Sie werden kriminalisiert oder von Sozialarbeitern entmündigt. Dabei setzen sich Sprayer mehr mit ihrer Umgebung auseinander als ihre Gegner  ■ meint Eberhard Seidel-Pielen

Hör mal, bei uns im Osten, da freuen sich die Leute, daß sie endlich eine schöne Hausfassade haben, und – schwupp! – nach einer Woche sind sie mit Graffitischmierereien zugebombt.“ Die Gesprächspartnerin aus Köpenick gibt weiter zu bedenken: „Darin drückt sich eine Mißachtung gegenüber Arbeit aus.“

In Berlin, Hamburg und Frankfurt reden sich Erwachsene die Köpfe heiß, was sie gegen die Schmierereien in öffentlichen Verkehrsmitteln und an Häuserwänden machen, wie sie den jugendlichen Übermut Einhalt gebieten können. Das schöne alte deutsche Volkslied „Laß doch der Jugend ihren Lauf“ ist ein romantisches. Jugendlichen und Heranwachsenden, darauf haben sich selbst die einst libertären Alten in den letzten Jahren geeinigt, müssen Grenzen aufgezeigt werden. Schließlich sind Sachbeschädigung, Körperverletzung und Vandalismus alles andere als Kavaliersdelikte.

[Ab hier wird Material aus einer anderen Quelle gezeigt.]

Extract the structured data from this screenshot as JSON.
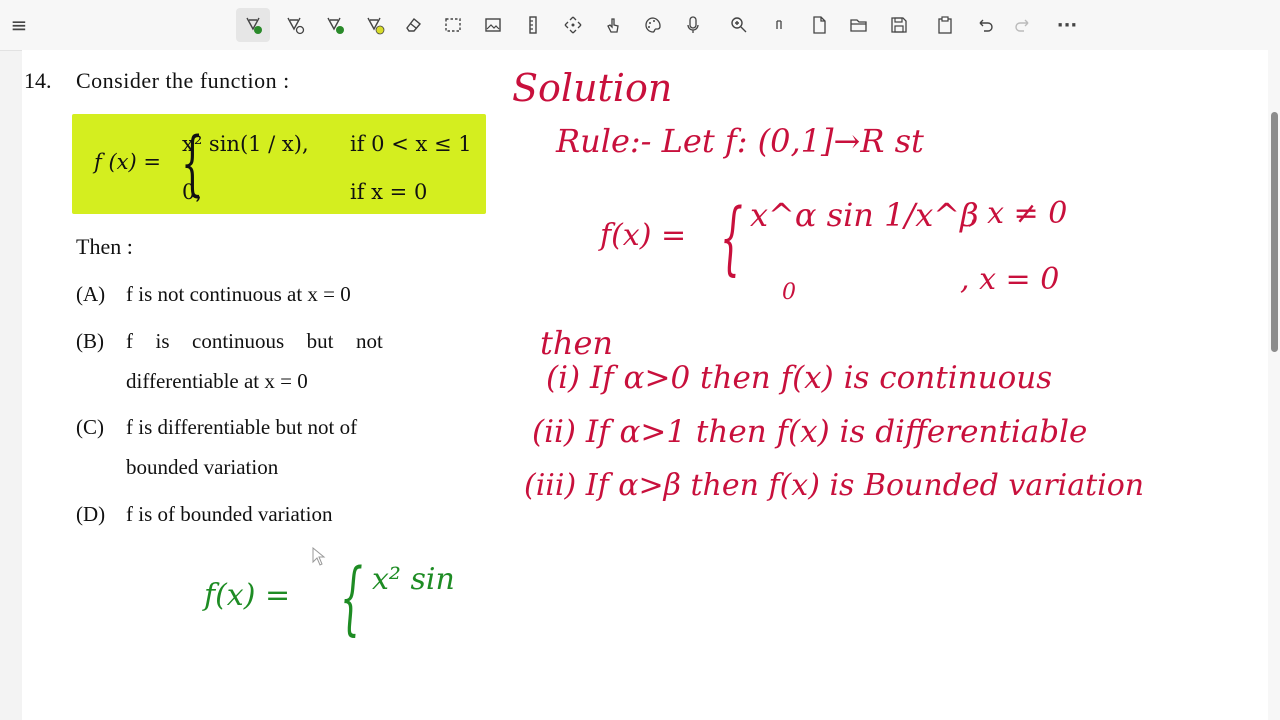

Die inszenierte Kriminalisierung

Vor gut einem Jahr schlug der Polizeipräsident Alarm. Auf 200 Millionen Mark wurden von ihm die jährlichen Schäden durch Graffiti geschätzt. Die Folge: allgemeine Entrüstung über die minderjährigen Schmierfinken.

Mittlerweile bin ich allerdings schon lange genug im Geschäft, um zu wissen, daß es bei solchen Kampagnen neben der Suche nach Problemlösungen vor allem um die eigene Arbeitsplatzsicherheit geht, um Gelder, die einem das mehr oder weniger bedrohte Projekt über die nächsten Haushaltskürzungen retten. Die Zeiten sind hart, Arbeitsplätze im öffentlichen Dienst werden knapp. Also ist es mehr als korrekt, wenn das Problem zunächst in altbewährter Manier definiert wird.

Stufe eins: Skandalisierung. Neben dem angerichteten volkswirtschaftlichen Schaden gibt es die für die Graffitiszene typische Beschaffungskriminalität, die gewaltsamen Rivalitäten und Revierkämpfe, den Drogenmißbrauch. So ist es zumindest Pressemeldungen zu entnehmen. Dieses Ausmaß einer offensichtlich mafiösen Szene war Normalbürgern, die bislang allenfalls über mißglückte häßliche Sprayaktionen den Kopf schüttelten, bislang nicht bewußt.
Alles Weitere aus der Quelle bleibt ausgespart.